I'll be there. Been looking forward to it since last June.


----------



## Frighteners Entertainment (Mar 14, 2006)

We'll be arriving on Thursday.


----------



## bourno (Apr 7, 2004)

Will be there early Friday afternoon. I will also be putting on a demo, so you should get to see me


----------



## Frighteners Entertainment (Mar 14, 2006)

Again? dangit!!


----------



## skrew2nite (Feb 2, 2006)

I'll be there. I'm bringing my girlfriend and introducing her to our wonderful way of life. See you guys there!


----------



## IshWitch (May 19, 2006)

We shall bring them over to the dark side!
Bwahahahaha!


----------



## Frighteners Entertainment (Mar 14, 2006)

skrew2nite said:


> I'll be there. I'm bringing my girlfriend and introducing her to our wonderful way of life. See you guys there!


HMmmmm, wonder if you still have a girl friend after she sees what it's about! LOL


----------



## granamyr (Oct 3, 2005)

I'll be there on Sunday only. On Friday and Saturday I'll be at a medieval reenactment literally right down the street from the Patton museum at Fort Knox(at the Camp Carlson army camp/recreation area). Got to earn my daily bread, as well as money to spend at Iron stock. Hopefully sales will be good. I plan to break down saturday night and go find a hotel along the route to Ironstock.


----------



## IshWitch (May 19, 2006)

We're going to the Patton Museum Friday morning. If it doesn't take hours and hours to get thru' (hubby reads every placque) then maybe we can pop in and catch some of this too!

Awesome! I love medieval stuff!


----------



## granamyr (Oct 3, 2005)

Well, its open to anyone, but you have to make a reasonable attempt at medieval clothing, and site doesnt open until 3pm Eastern on friday. And friday is mostly set up...no real action until saturday. Sorry. Also if you have kids, there are minor waivers that have to be notarized in advance....its a pain, but legal issues have become a real bear these days. But the website with info is http://www.borderraids.com/. For SCA info check out www.sca.org.
Look for me on sunday though...I'll be wearing a black bandana with the reaper pirate logo next to my name here on it. And if you need medieval stuff, let me know...I got swords, costumes, etc....


----------



## skrew2nite (Feb 2, 2006)

Frighteners Entertainment said:


> HMmmmm, wonder if you still have a girl friend after she sees what it's about! LOL


LOL...she is actually looking forward to it. She is excited about the Weasel Ball as well.


----------



## Frighteners Entertainment (Mar 14, 2006)

skrew2nite said:


> LOL...she is actually looking forward to it. She is excited about the Weasel Ball as well.

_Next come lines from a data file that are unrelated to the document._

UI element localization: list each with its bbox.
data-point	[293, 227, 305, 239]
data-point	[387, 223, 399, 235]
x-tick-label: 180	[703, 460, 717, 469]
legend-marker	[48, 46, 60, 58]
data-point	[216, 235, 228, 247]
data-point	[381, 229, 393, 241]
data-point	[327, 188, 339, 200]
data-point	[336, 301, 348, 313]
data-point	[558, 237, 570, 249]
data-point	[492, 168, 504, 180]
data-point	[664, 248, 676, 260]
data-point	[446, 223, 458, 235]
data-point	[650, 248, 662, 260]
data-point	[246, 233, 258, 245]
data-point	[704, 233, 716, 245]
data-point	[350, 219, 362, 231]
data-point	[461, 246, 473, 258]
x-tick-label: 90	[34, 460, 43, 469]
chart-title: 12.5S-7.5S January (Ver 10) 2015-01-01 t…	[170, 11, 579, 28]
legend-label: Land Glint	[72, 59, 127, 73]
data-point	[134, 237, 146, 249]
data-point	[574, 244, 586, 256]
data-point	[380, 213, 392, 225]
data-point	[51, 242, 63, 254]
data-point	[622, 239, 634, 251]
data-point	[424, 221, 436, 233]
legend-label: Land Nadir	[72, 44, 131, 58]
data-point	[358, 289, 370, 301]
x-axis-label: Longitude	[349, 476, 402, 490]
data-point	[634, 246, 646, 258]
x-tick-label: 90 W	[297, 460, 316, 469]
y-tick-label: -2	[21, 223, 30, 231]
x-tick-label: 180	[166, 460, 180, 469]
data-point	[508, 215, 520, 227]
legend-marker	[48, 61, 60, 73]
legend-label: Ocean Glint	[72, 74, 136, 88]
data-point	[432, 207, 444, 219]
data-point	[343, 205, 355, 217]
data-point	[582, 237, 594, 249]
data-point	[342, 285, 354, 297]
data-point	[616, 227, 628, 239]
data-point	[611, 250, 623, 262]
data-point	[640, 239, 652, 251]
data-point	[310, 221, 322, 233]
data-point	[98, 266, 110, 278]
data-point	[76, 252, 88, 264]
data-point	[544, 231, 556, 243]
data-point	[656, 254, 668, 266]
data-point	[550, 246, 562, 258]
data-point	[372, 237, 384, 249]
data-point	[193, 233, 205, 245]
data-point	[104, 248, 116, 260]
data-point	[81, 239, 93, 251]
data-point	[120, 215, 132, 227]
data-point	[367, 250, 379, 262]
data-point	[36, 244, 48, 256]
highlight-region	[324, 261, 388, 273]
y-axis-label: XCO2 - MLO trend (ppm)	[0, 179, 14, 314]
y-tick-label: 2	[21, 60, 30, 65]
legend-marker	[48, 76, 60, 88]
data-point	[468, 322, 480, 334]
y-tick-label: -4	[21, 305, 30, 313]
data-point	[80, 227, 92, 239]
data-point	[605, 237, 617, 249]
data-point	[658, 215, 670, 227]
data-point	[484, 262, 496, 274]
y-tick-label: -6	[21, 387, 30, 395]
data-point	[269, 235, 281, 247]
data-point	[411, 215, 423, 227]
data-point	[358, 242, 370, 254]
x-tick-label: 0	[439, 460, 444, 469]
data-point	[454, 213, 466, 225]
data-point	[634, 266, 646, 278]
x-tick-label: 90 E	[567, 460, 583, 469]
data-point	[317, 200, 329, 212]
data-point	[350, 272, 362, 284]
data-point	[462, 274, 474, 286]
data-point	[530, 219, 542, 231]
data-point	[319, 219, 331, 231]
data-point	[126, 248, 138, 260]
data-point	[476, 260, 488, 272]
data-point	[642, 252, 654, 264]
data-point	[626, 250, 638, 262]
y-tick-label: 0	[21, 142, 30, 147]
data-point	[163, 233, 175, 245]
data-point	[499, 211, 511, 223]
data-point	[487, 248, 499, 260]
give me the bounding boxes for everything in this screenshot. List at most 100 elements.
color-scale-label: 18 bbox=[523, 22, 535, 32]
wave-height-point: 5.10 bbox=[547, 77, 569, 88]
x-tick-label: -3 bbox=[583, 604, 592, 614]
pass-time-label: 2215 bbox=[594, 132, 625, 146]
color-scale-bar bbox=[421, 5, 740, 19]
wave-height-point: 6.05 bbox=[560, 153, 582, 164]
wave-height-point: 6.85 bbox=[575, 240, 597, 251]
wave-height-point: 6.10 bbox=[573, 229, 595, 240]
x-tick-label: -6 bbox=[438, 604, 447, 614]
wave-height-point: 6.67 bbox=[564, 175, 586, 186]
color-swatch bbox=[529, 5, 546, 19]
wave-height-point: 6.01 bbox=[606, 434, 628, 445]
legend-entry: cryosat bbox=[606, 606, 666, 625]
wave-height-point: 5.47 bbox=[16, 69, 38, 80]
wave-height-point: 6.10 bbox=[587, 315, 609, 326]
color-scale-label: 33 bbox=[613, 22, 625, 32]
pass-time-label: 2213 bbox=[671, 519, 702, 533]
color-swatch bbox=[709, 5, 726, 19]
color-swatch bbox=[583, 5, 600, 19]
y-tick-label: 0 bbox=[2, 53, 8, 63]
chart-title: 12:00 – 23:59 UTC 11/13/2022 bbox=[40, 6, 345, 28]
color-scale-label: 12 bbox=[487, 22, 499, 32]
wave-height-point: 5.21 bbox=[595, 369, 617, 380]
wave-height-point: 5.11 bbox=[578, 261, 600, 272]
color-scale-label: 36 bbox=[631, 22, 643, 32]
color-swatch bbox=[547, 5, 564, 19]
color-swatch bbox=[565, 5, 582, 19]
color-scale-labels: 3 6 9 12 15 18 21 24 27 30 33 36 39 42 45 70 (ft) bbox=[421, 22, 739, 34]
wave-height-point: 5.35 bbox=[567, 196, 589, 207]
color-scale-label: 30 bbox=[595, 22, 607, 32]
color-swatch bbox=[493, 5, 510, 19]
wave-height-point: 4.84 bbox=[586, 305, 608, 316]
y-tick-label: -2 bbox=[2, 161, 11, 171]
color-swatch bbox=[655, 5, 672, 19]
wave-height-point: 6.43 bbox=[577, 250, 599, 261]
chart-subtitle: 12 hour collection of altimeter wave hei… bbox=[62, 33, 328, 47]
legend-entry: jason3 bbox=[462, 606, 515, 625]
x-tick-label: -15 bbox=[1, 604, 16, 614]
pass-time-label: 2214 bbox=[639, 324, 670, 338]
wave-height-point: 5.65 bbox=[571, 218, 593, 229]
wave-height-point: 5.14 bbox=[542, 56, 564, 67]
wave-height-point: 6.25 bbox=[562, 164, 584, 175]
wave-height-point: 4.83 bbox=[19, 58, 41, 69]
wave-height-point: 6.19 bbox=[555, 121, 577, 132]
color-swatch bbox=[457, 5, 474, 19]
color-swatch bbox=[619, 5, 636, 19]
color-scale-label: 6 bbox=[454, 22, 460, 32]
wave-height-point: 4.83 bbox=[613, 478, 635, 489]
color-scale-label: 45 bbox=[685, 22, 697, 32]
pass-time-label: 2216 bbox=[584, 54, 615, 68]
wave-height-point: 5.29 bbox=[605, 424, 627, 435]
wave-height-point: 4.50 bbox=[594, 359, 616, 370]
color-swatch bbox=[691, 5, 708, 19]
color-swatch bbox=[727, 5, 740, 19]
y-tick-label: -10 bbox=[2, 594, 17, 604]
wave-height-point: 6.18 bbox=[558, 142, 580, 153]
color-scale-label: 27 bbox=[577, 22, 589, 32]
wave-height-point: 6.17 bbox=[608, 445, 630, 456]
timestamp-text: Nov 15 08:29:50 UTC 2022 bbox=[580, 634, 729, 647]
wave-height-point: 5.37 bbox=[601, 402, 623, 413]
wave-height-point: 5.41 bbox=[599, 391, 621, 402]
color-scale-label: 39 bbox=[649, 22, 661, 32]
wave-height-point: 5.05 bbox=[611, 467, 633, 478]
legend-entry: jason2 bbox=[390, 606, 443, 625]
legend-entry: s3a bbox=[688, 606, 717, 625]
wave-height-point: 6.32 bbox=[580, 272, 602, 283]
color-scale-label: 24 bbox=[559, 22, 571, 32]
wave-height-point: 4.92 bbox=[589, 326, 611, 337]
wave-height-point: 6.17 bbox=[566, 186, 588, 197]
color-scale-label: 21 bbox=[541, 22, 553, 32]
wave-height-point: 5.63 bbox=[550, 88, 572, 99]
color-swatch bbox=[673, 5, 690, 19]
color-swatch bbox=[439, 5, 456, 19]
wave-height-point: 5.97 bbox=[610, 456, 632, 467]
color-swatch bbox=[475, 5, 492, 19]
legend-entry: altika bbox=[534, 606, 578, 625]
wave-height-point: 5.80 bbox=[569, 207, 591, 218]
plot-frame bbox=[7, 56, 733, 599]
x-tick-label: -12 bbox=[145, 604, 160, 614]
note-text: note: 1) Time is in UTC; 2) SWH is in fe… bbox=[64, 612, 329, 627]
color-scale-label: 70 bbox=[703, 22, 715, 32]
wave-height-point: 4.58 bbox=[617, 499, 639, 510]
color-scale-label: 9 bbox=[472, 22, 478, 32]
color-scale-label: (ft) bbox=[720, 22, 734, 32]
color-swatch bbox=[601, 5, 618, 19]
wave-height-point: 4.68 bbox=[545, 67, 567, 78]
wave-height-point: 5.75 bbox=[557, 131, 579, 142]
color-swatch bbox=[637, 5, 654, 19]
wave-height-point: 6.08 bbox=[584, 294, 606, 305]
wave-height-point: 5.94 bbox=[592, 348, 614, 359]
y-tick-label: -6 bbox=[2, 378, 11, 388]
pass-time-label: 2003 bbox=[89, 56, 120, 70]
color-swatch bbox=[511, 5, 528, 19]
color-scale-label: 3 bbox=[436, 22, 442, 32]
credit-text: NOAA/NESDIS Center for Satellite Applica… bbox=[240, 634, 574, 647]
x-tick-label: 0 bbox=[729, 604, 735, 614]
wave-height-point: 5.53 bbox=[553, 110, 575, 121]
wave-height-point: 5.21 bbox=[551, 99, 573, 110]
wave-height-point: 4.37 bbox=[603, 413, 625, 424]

That's great! At least now I know you have a ride back the Hotel!!


----------



## skrew2nite (Feb 2, 2006)

Not a problem...we have to stay at the wondeful Days Inn.....I waited too long to book a room.


----------



## Rikki (Aug 14, 2006)

I should really start checking this section of the forum more often. Today is the first I knew of this and I only live a few hours away! Better luck next year.


----------



## Frighteners Entertainment (Mar 14, 2006)

You missed out, I'm sure someone will post on what happened!


----------